Sans nier la qualité des diplômés d'école, quelques grandes entreprises s'efforcent de mixer les profils et les parcours pour susciter plus de créativité et d'adaptabilité dans leur organisation. Danone en fait partie. « Nous ne sommes pas allés vers la fac pour cause de pénurie de compétences, précise Olga Koenig, responsable du sourcing et des relations écoles et universités du groupe. Nous ne recrutons que 200 jeunes diplômés par an environ, ce qui est beaucoup plus faible que dans certaines SSII ou banques. L'enjeu est plutôt de favoriser l'innovation pour générer de la croissance. Nous cherchons des têtes bien faites et de la personnalité. Or, faire ses études à l'université réclame de la débrouillardise et une certaine force de caractère. »

Danone a, ainsi, repéré des masters qui répondent à ses besoins de compétences et monté un partenariat avec Créteil-Paris-12, la Sorbonne, l'IAE de Lille et celui de Lyon, pour renforcer les contacts avec les étudiants autour de journées dans l'entreprise ou de rencontres avec un campus manager.
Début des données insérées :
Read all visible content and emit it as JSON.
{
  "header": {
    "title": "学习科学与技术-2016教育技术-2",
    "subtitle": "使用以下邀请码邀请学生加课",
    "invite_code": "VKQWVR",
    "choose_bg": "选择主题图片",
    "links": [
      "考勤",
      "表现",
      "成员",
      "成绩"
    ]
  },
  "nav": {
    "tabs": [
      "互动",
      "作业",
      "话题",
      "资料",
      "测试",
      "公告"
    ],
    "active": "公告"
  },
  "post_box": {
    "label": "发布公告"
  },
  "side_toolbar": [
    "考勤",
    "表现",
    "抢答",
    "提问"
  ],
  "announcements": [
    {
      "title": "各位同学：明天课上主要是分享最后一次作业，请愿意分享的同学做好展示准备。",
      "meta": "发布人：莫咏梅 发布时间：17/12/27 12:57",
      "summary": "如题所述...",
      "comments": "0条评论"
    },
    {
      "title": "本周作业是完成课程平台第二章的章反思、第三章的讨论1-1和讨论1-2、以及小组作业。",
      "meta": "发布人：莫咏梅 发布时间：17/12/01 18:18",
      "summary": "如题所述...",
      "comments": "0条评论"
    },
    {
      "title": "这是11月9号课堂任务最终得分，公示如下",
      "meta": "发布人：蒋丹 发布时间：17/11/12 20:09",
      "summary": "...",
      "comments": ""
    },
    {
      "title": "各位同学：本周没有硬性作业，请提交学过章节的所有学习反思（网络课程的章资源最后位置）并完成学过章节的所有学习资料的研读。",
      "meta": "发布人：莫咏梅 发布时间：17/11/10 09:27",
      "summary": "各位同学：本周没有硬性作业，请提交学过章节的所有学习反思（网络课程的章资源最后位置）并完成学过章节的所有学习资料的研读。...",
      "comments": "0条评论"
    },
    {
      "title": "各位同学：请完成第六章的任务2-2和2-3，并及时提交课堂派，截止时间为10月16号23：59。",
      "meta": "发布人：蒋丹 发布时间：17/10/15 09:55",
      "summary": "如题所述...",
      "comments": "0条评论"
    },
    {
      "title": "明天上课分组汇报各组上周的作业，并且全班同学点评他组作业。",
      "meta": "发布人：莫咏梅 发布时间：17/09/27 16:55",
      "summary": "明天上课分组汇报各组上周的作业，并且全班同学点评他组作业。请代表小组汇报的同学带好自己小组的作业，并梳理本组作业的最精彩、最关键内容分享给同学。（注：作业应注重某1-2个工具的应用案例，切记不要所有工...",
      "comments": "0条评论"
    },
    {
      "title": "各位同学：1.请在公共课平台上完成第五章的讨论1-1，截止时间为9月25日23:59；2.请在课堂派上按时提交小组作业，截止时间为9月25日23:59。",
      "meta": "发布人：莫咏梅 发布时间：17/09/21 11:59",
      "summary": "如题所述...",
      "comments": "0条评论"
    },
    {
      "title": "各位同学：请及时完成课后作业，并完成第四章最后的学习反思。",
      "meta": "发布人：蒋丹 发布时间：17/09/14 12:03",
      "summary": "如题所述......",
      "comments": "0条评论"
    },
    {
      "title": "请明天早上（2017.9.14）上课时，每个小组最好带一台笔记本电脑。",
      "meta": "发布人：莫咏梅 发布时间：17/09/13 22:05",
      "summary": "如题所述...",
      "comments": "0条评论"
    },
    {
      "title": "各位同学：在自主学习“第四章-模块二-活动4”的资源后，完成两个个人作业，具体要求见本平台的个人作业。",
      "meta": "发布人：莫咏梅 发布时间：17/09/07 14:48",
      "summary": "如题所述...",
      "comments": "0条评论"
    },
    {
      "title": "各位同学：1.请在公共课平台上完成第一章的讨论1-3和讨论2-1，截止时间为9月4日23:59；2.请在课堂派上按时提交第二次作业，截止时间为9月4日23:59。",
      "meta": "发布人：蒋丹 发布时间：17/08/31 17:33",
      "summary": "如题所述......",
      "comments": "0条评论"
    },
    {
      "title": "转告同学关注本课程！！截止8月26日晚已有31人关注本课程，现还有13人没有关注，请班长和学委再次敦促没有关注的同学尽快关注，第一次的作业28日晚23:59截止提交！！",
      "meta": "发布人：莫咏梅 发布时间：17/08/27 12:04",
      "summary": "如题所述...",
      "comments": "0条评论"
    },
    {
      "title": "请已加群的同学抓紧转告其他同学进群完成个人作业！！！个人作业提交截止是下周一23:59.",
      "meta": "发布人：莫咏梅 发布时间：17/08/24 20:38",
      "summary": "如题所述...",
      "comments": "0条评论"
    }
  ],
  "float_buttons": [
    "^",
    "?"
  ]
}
Partenariats nombreux et variés

De leur côté, les universités font une partie du chemin : les partenariats avec des entreprises sont nombreux et variés sur tout le territoire, y compris dans les filières lettres et sciences humaines (lire p. 28). La crise du CPE a marqué un jalon dans la prise de conscience de l'échec de l'insertion des étudiants. La commission Hetzel, du nom de l'ancien recteur de Limoges, aujourd'hui conseiller de François Fillon, a tracé des pistes, et la loi Pécresse, qui organise l'autonomie financière des facs sous cinq ans - suscitant autant de craintes que d'espoirs dans les milieux universitaires - inscrit, en tout cas officiellement, l'insertion des jeunes diplômés parmi leurs missions.

Autant d'évolutions qui devraient encore favoriser les rapprochements entre la fac, lieu d'excellence académique, de recherche et de transmission des savoirs, et l'entreprise, en quête de compétences de plus en plus variées.

L'essentiel

1 Plus de 52 000 offres d'emploi pour les jeunes diplômés ont été diffusées par l'Apec en 2007. Ils bénéficient d'un marché de l'emploi très tendu.

2 Les entreprises, y compris certains grands groupes, ne peuvent plus se contenter de recruter à la sortie des grandes écoles.

3 L'université professionnalise ses formations, se rapproche des entreprises et veut travailler sur l'insertion de ses étudiants.